Sunday, May 5, 2013

Ghost World : Special Edition by Daniel Clowes

I have been waiting for this for a while. Ideally, I would have liked to purchase a copy for myself but as a student, $40.00 is just far too much considering all my other expenses. Ten dollars for a manga volume once in a while is one thing but $40.00 for one book. I'm on a budget. At any rate, the library had it and I waited for it.

Ghost World was originally serialize in Daniel Clowes' famous Eightball, issues # 11-18. It was first published by Fantagraphics Books in 1997 and turned into a film by the same name in 2001. I remember seeing it in the theater and being thrilled. I got it on DVD as soon as it was released.

There are notable differences between the movie and the comic even though the screenplay was written by Daniel Clowes (although I'm sure it was scrutinized by the production company). It's typical that there would have to be some re-working of the content to translate it properly to screen. Part of me is forever annoyed by this.


Some differences would be the sequence of events and the order in which they appear in the book, not to mention the added events in the movie. I also can’t help but feel like the actors took on a much different personality for the main characters than that of the personalities in the book. Enid for instance seems to have much more of a superiority complex than the one in the movie. She does appear to be somewhat more ambitious and self-reliant in a way, although all her superiority is just a cover for her morbid self loathing.
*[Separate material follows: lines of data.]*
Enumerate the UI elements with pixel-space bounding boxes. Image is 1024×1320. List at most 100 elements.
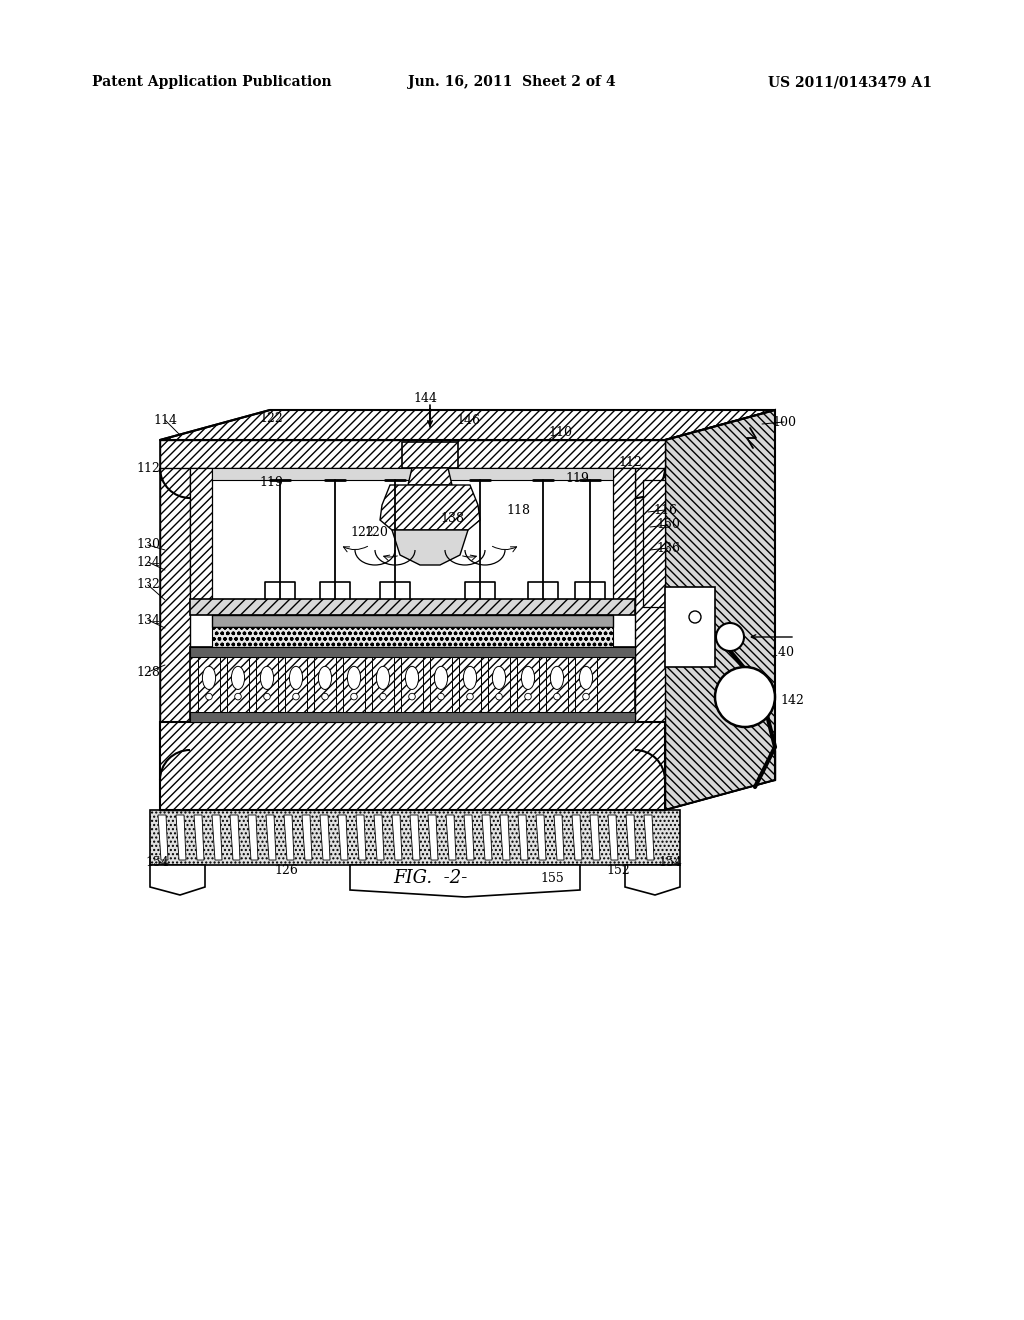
Bar [160, 440, 665, 810]
Polygon shape [518, 814, 528, 861]
Text: 124: 124 [136, 556, 160, 569]
Text: FIG.  -2-: FIG. -2- [393, 869, 467, 887]
Circle shape [496, 693, 503, 700]
Polygon shape [482, 814, 492, 861]
Ellipse shape [231, 667, 245, 689]
Text: 138: 138 [440, 511, 464, 524]
Text: 126: 126 [274, 863, 298, 876]
Polygon shape [190, 647, 635, 722]
Polygon shape [374, 814, 384, 861]
Text: 114: 114 [153, 413, 177, 426]
Ellipse shape [551, 667, 563, 689]
Polygon shape [536, 814, 546, 861]
Polygon shape [285, 657, 307, 711]
Ellipse shape [493, 667, 506, 689]
Polygon shape [212, 814, 222, 861]
Polygon shape [572, 814, 582, 861]
Polygon shape [608, 814, 618, 861]
Polygon shape [590, 814, 600, 861]
Circle shape [716, 623, 744, 651]
Text: Jun. 16, 2011  Sheet 2 of 4: Jun. 16, 2011 Sheet 2 of 4 [409, 75, 615, 88]
Circle shape [583, 693, 589, 700]
Text: 152: 152 [606, 863, 630, 876]
Ellipse shape [434, 667, 447, 689]
Polygon shape [644, 814, 654, 861]
Ellipse shape [580, 667, 593, 689]
Circle shape [689, 611, 701, 623]
Polygon shape [270, 750, 775, 780]
Polygon shape [176, 814, 186, 861]
Circle shape [293, 693, 299, 700]
Polygon shape [643, 480, 665, 607]
Text: 144: 144 [413, 392, 437, 404]
Text: 140: 140 [770, 645, 794, 659]
Ellipse shape [377, 667, 389, 689]
Polygon shape [160, 411, 775, 440]
Ellipse shape [260, 667, 273, 689]
Bar [150, 810, 680, 865]
Circle shape [554, 693, 560, 700]
Polygon shape [401, 657, 423, 711]
Polygon shape [190, 469, 212, 607]
Polygon shape [575, 657, 597, 711]
Polygon shape [392, 531, 468, 565]
Text: US 2011/0143479 A1: US 2011/0143479 A1 [768, 75, 932, 88]
Polygon shape [266, 814, 276, 861]
Text: 150: 150 [656, 519, 680, 532]
Circle shape [467, 693, 473, 700]
Polygon shape [194, 814, 204, 861]
Polygon shape [464, 814, 474, 861]
Ellipse shape [464, 667, 476, 689]
Polygon shape [227, 657, 249, 711]
Circle shape [234, 693, 242, 700]
Polygon shape [256, 657, 278, 711]
Text: 112: 112 [618, 455, 642, 469]
Polygon shape [230, 814, 240, 861]
Polygon shape [446, 814, 456, 861]
Polygon shape [625, 865, 680, 895]
Text: 154: 154 [658, 855, 682, 869]
Text: 118: 118 [506, 503, 530, 516]
Polygon shape [517, 657, 539, 711]
Circle shape [524, 693, 531, 700]
Text: 132: 132 [136, 578, 160, 591]
Ellipse shape [406, 667, 419, 689]
Polygon shape [410, 814, 420, 861]
Polygon shape [338, 814, 348, 861]
Polygon shape [158, 814, 168, 861]
Text: 122: 122 [259, 412, 283, 425]
Polygon shape [408, 469, 452, 484]
Polygon shape [635, 440, 665, 810]
Bar [190, 647, 635, 657]
Text: 120: 120 [365, 525, 388, 539]
Circle shape [380, 693, 386, 700]
Polygon shape [212, 615, 613, 627]
Text: 119: 119 [565, 471, 589, 484]
Text: 110: 110 [548, 425, 572, 438]
Text: 130: 130 [136, 539, 160, 552]
Ellipse shape [318, 667, 332, 689]
Circle shape [715, 667, 775, 727]
Text: 112: 112 [136, 462, 160, 474]
Polygon shape [665, 411, 775, 810]
Polygon shape [302, 814, 312, 861]
Circle shape [322, 693, 329, 700]
Text: 155: 155 [540, 871, 564, 884]
Ellipse shape [290, 667, 303, 689]
Text: 119: 119 [259, 477, 283, 490]
Text: 116: 116 [653, 503, 677, 516]
Polygon shape [546, 657, 568, 711]
Polygon shape [402, 442, 458, 469]
Polygon shape [665, 587, 715, 667]
Polygon shape [392, 814, 402, 861]
Polygon shape [350, 865, 580, 898]
Polygon shape [626, 814, 636, 861]
Polygon shape [430, 657, 452, 711]
Text: Patent Application Publication: Patent Application Publication [92, 75, 332, 88]
Polygon shape [356, 814, 366, 861]
Text: 146: 146 [456, 413, 480, 426]
Polygon shape [160, 722, 665, 810]
Polygon shape [160, 780, 775, 810]
Polygon shape [459, 657, 481, 711]
Polygon shape [248, 814, 258, 861]
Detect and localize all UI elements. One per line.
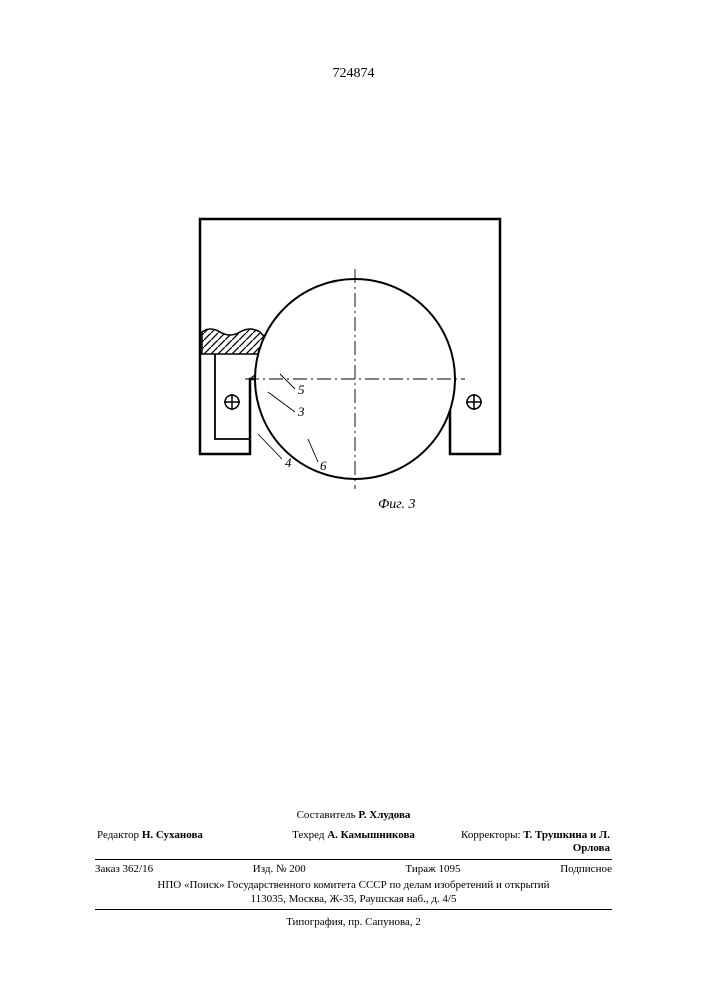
divider-2: [95, 909, 612, 910]
publisher-line1: НПО «Поиск» Государственного комитета СС…: [95, 879, 612, 893]
publisher-line2: 113035, Москва, Ж-35, Раушская наб., д. …: [95, 893, 612, 907]
compiler-line: Составитель Р. Хлудова: [95, 809, 612, 823]
callout-4: 4: [285, 455, 292, 470]
divider: [95, 859, 612, 860]
publication-info: Заказ 362/16 Изд. № 200 Тираж 1095 Подпи…: [95, 863, 612, 877]
typography-line: Типография, пр. Сапунова, 2: [95, 916, 612, 930]
page-number: 724874: [0, 66, 707, 82]
figure-3: 5 3 4 6: [190, 214, 510, 489]
figure-caption: Фиг. 3: [378, 497, 416, 513]
credits-row: Редактор Н. Суханова Техред А. Камышнико…: [95, 829, 612, 857]
imprint-block: Составитель Р. Хлудова Редактор Н. Сухан…: [95, 809, 612, 930]
callout-6: 6: [320, 458, 327, 473]
callout-3: 3: [297, 404, 305, 419]
callout-5: 5: [298, 382, 305, 397]
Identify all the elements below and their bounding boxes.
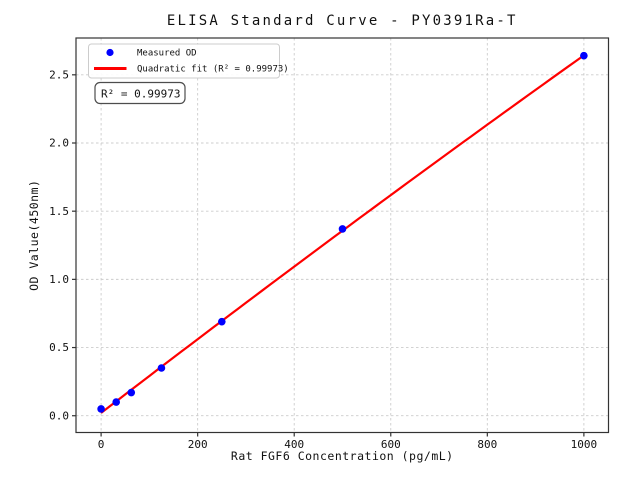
y-tick-label: 2.5 (49, 69, 69, 82)
legend-label: Measured OD (137, 49, 197, 59)
y-tick-label: 1.0 (49, 273, 69, 286)
legend-item: Quadratic fit (R² = 0.99973) (94, 65, 289, 75)
x-tick-label: 0 (98, 438, 105, 451)
y-tick-label: 1.5 (49, 205, 69, 218)
measured-od-point (97, 405, 105, 413)
plot-border (75, 37, 610, 434)
x-tick-label: 400 (284, 438, 304, 451)
y-tick-label: 0.5 (49, 341, 69, 354)
annotation-text: R² = 0.99973 (101, 88, 180, 101)
x-axis-label: Rat FGF6 Concentration (pg/mL) (231, 449, 454, 463)
measured-od-point (338, 225, 347, 233)
x-tick-label: 600 (381, 438, 401, 451)
chart-title: ELISA Standard Curve - PY0391Ra-T (167, 13, 518, 29)
legend-marker-circle (106, 48, 114, 57)
y-tick-label: 2.0 (49, 137, 69, 150)
measured-od-point (112, 398, 120, 406)
legend: Measured OD Quadratic fit (R² = 0.99973) (88, 43, 289, 79)
measured-od-point (218, 317, 226, 326)
measured-od-point (127, 388, 136, 397)
x-tick-label: 200 (188, 438, 208, 451)
legend-box (88, 43, 280, 79)
measured-od-point (580, 51, 588, 60)
x-tick-label: 1000 (571, 438, 598, 451)
measured-od-point (157, 364, 166, 372)
y-tick-label: 0.0 (49, 409, 69, 422)
y-axis-label: OD Value(450nm) (27, 180, 41, 291)
legend-item: Measured OD (106, 48, 197, 59)
r-squared-annotation: R² = 0.99973 (94, 81, 186, 105)
annotation-box (94, 81, 186, 105)
x-tick-label: 800 (477, 438, 497, 451)
legend-label: Quadratic fit (R² = 0.99973) (137, 65, 289, 75)
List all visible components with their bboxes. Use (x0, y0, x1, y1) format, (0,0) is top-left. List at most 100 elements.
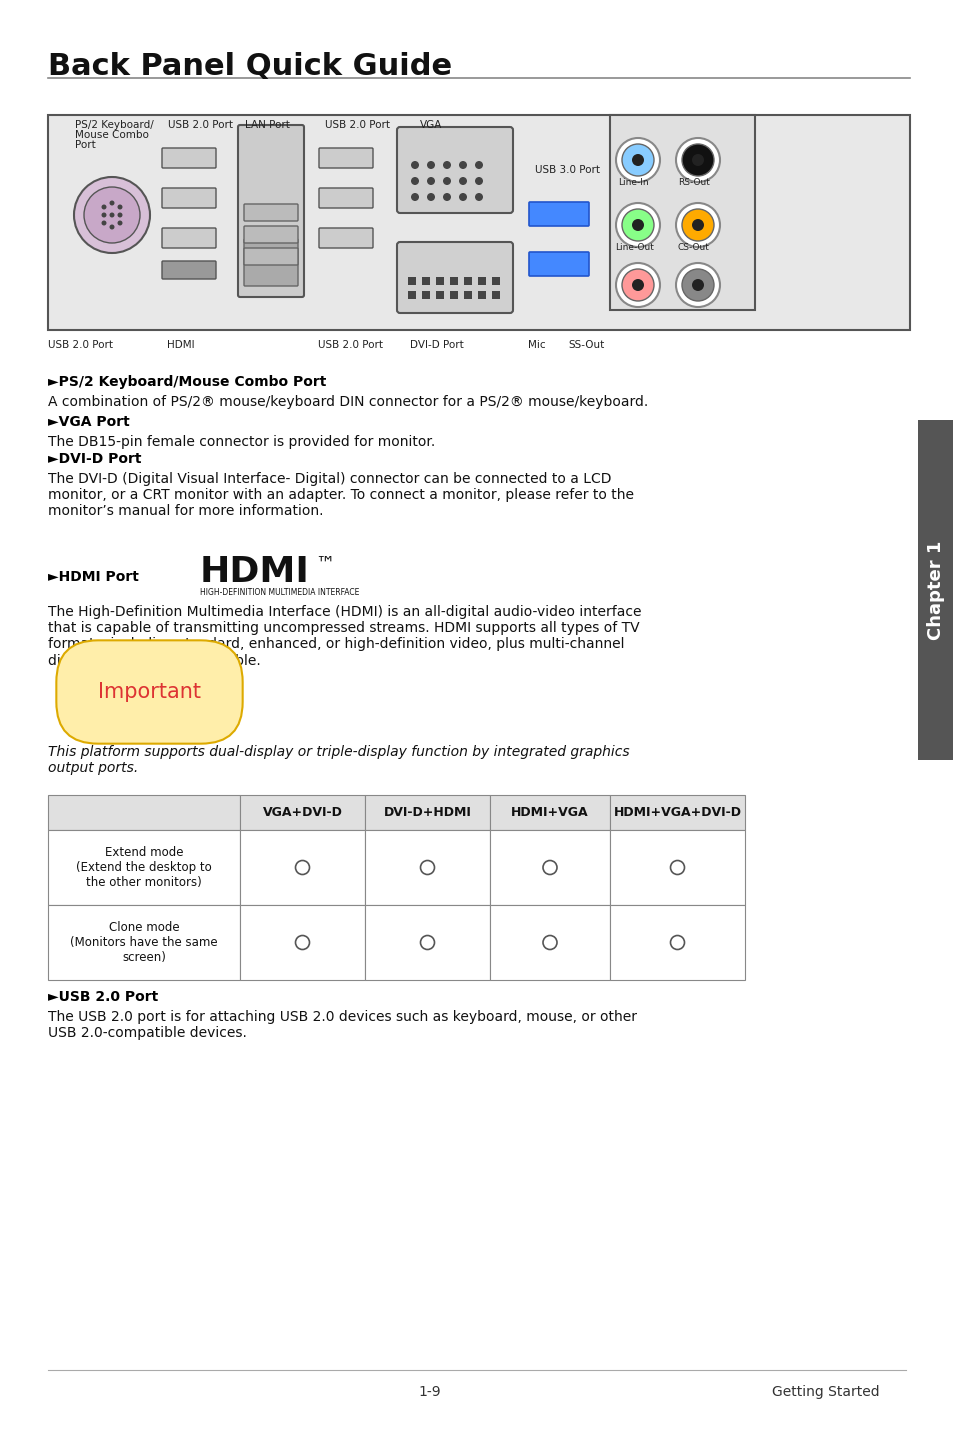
Bar (609, 831, 744, 905)
Circle shape (458, 193, 467, 200)
Text: USB 2.0 Port: USB 2.0 Port (317, 339, 382, 349)
Text: HDMI: HDMI (167, 339, 194, 349)
FancyBboxPatch shape (244, 203, 297, 221)
Circle shape (110, 200, 114, 206)
FancyBboxPatch shape (244, 248, 297, 265)
Text: LAN Port: LAN Port (245, 120, 290, 130)
Text: Clone mode
(Monitors have the same
screen): Clone mode (Monitors have the same scree… (71, 921, 217, 964)
Text: VGA: VGA (419, 120, 442, 130)
Circle shape (691, 155, 703, 166)
Text: Mouse Combo: Mouse Combo (75, 130, 149, 140)
Circle shape (458, 160, 467, 169)
Bar (450, 276, 457, 285)
Circle shape (676, 263, 720, 306)
Text: HIGH-DEFINITION MULTIMEDIA INTERFACE: HIGH-DEFINITION MULTIMEDIA INTERFACE (200, 589, 359, 597)
Bar (408, 291, 416, 299)
Text: Line-Out: Line-Out (615, 243, 653, 252)
Circle shape (110, 225, 114, 229)
Bar (609, 115, 754, 309)
Bar (365, 905, 490, 979)
Circle shape (101, 212, 107, 218)
Circle shape (681, 145, 713, 176)
Circle shape (475, 160, 482, 169)
FancyBboxPatch shape (318, 147, 373, 168)
Bar (477, 276, 485, 285)
Text: HDMI+VGA+DVI-D: HDMI+VGA+DVI-D (613, 805, 740, 819)
Text: ►HDMI Port: ►HDMI Port (48, 570, 139, 584)
Polygon shape (58, 672, 88, 705)
Bar (436, 291, 443, 299)
Bar (421, 276, 430, 285)
FancyBboxPatch shape (162, 228, 215, 248)
Circle shape (458, 178, 467, 185)
Text: HDMI: HDMI (200, 556, 310, 589)
FancyBboxPatch shape (162, 147, 215, 168)
Text: DVI-D Port: DVI-D Port (410, 339, 463, 349)
Circle shape (117, 221, 122, 225)
Circle shape (411, 193, 418, 200)
Circle shape (427, 160, 435, 169)
Text: USB 2.0 Port: USB 2.0 Port (325, 120, 390, 130)
Text: ►DVI-D Port: ►DVI-D Port (48, 453, 141, 465)
Text: HDMI+VGA: HDMI+VGA (511, 805, 588, 819)
Circle shape (681, 269, 713, 301)
FancyBboxPatch shape (244, 239, 297, 286)
Text: !: ! (69, 683, 77, 702)
Circle shape (117, 212, 122, 218)
Circle shape (442, 160, 451, 169)
Circle shape (621, 269, 654, 301)
Bar (492, 291, 499, 299)
Circle shape (101, 205, 107, 209)
Circle shape (676, 137, 720, 182)
Text: The DB15-pin female connector is provided for monitor.: The DB15-pin female connector is provide… (48, 435, 435, 450)
Text: The USB 2.0 port is for attaching USB 2.0 devices such as keyboard, mouse, or ot: The USB 2.0 port is for attaching USB 2.… (48, 1010, 637, 1040)
Text: Important: Important (98, 682, 201, 702)
Text: Line-In: Line-In (618, 178, 648, 188)
FancyBboxPatch shape (237, 125, 304, 296)
Circle shape (84, 188, 140, 243)
Bar (240, 831, 365, 905)
Bar (609, 795, 744, 831)
Text: RS-Out: RS-Out (678, 178, 709, 188)
Bar (365, 831, 490, 905)
Text: SS-Out: SS-Out (567, 339, 603, 349)
Text: 1-9: 1-9 (418, 1385, 441, 1399)
FancyBboxPatch shape (529, 202, 588, 226)
Text: CS-Out: CS-Out (678, 243, 709, 252)
Circle shape (631, 279, 643, 291)
Text: ►VGA Port: ►VGA Port (48, 415, 130, 430)
Bar (408, 276, 416, 285)
Text: A combination of PS/2® mouse/keyboard DIN connector for a PS/2® mouse/keyboard.: A combination of PS/2® mouse/keyboard DI… (48, 395, 648, 410)
Bar (436, 276, 443, 285)
Text: Port: Port (75, 140, 95, 150)
Circle shape (475, 193, 482, 200)
Circle shape (101, 221, 107, 225)
Circle shape (616, 263, 659, 306)
Circle shape (442, 193, 451, 200)
Circle shape (411, 160, 418, 169)
Circle shape (621, 145, 654, 176)
FancyBboxPatch shape (318, 228, 373, 248)
Bar (609, 905, 744, 979)
Bar (450, 291, 457, 299)
FancyBboxPatch shape (162, 188, 215, 208)
Bar (48, 905, 240, 979)
Bar (48, 831, 240, 905)
Bar (240, 795, 365, 831)
Text: This platform supports dual-display or triple-display function by integrated gra: This platform supports dual-display or t… (48, 745, 629, 775)
FancyBboxPatch shape (162, 261, 215, 279)
Circle shape (117, 205, 122, 209)
Bar (477, 291, 485, 299)
Circle shape (676, 203, 720, 246)
Text: Back Panel Quick Guide: Back Panel Quick Guide (48, 52, 452, 82)
Circle shape (74, 178, 150, 253)
Text: USB 2.0 Port: USB 2.0 Port (168, 120, 233, 130)
Circle shape (631, 155, 643, 166)
Circle shape (691, 219, 703, 231)
Bar (240, 905, 365, 979)
Bar (490, 831, 609, 905)
Circle shape (631, 219, 643, 231)
Circle shape (411, 178, 418, 185)
FancyBboxPatch shape (396, 242, 513, 314)
Text: ™: ™ (314, 556, 335, 574)
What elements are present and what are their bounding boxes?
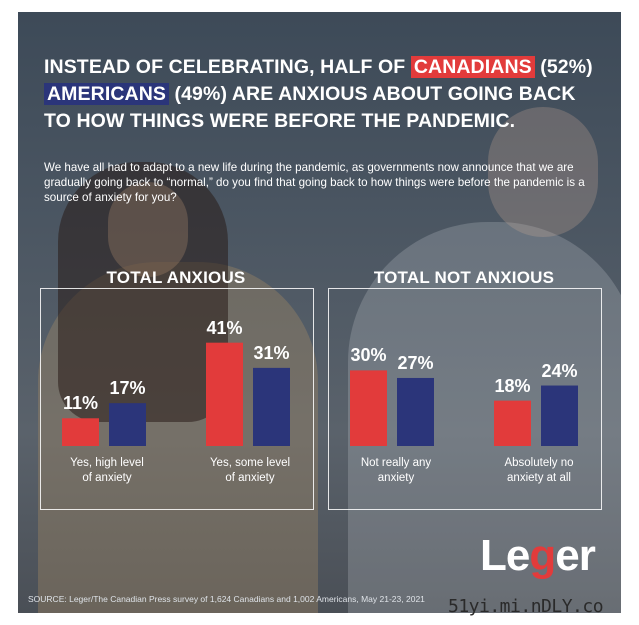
logo-post: er: [555, 531, 596, 580]
logo-g: g: [529, 531, 556, 580]
data-label-series1-cat2: 27%: [397, 352, 434, 373]
category-label-0: Yes, high level of anxiety: [52, 456, 162, 486]
not-anxious-box: [328, 288, 602, 510]
logo-pre: Le: [480, 531, 530, 580]
category-label-3: Absolutely no anxiety at all: [484, 456, 594, 486]
photo-man-head: [488, 107, 598, 237]
headline-canadians: CANADIANS: [410, 56, 535, 78]
headline-americans: AMERICANS: [44, 83, 169, 105]
data-label-series0-cat3: 18%: [494, 375, 531, 396]
bar-series1-cat2: [397, 377, 434, 446]
bar-series0-cat3: [494, 400, 531, 446]
category-label-0-line1: of anxiety: [82, 472, 132, 484]
bar-chart: [62, 342, 578, 446]
leger-logo: Leger: [480, 531, 596, 580]
bar-series0-cat1: [206, 342, 243, 446]
headline-part1: INSTEAD OF CELEBRATING, HALF OF: [44, 56, 411, 78]
anxious-box: [40, 288, 314, 510]
group-title-anxious: TOTAL ANXIOUS: [106, 268, 246, 287]
data-label-series1-cat1: 31%: [253, 342, 290, 363]
category-label-2-line1: anxiety: [377, 472, 415, 484]
data-label-series1-cat0: 17%: [109, 378, 146, 399]
headline-part2: (52%): [534, 56, 593, 78]
data-label-series0-cat0: 11%: [62, 393, 99, 414]
photo-woman-head: [108, 182, 188, 277]
photo-woman-hair: [58, 162, 228, 422]
bar-series1-cat3: [541, 385, 578, 446]
headline: INSTEAD OF CELEBRATING, HALF OF CANADIAN…: [44, 54, 604, 135]
watermark-text: 51yi.mi.nDLY.co: [448, 596, 604, 617]
group-title-not-anxious: TOTAL NOT ANXIOUS: [373, 268, 555, 287]
category-label-1-line1: of anxiety: [225, 472, 275, 484]
survey-question: We have all had to adapt to a new life d…: [44, 161, 585, 204]
data-label-series0-cat1: 41%: [206, 317, 243, 338]
infographic-panel: INSTEAD OF CELEBRATING, HALF OF CANADIAN…: [18, 12, 621, 613]
category-label-3-line1: anxiety at all: [507, 472, 571, 484]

Scarlet Johansen is not exactly portraying Rebecca the way she comes across to me in the comic. Rebecca’s character which I have always despised, strikes me as a much more affable character in the comic. I suppose I have always liked a lady with strict standards in a partner and maybe that’s because I have always had so little of my own when it comes to the subject. 

The two characters are my polar opposite in terms of how they view the rest of humanity. I believe that people are innately good while Enid and Rebecca can barely stand the entire lot of the human race. I’m generally accepting of everybody while they reject people for their opinions and differences. I find it repulsive that the two of them think that just because a person is one way in the past that they will always be that person, ongoing into the future. In the book, they are always running across past classmates and degrading them for who they were in grade 10, 11, etc. It’s this kind of judgmental mentality that bothers me, compounded with the fact that they don’t see an individual’s ability to change.That being said, just because I don’t particularly like the characters or agree with them, does not mean I dislike the story. I actually really do as all the characters do seem truly “alive”.

As anyone could guess, the Special Edition collects more than just the original serial. It contains the original script for the movie and lots of sketches, storyboards, a Little Enid comic, loads about Clowes creative process (look I rhymed). One little issue, I don't care much about this extra content. I don't care about the creative process of others. I have mine, and well I'm good with it. That being said, I'll listen to Sam Kieth's internal monologue any day. I gotta find his door, you know like the one John Malcovich has? I don't care about celebrities, artists, writers, I just care about their work. How it materializes just seems unimportant to me. I suppose it doesn't help that whenever I tried to learn about a particular artist or musician, I was sorely disappointed with the reality. Maybe that makes me a bit like Enid.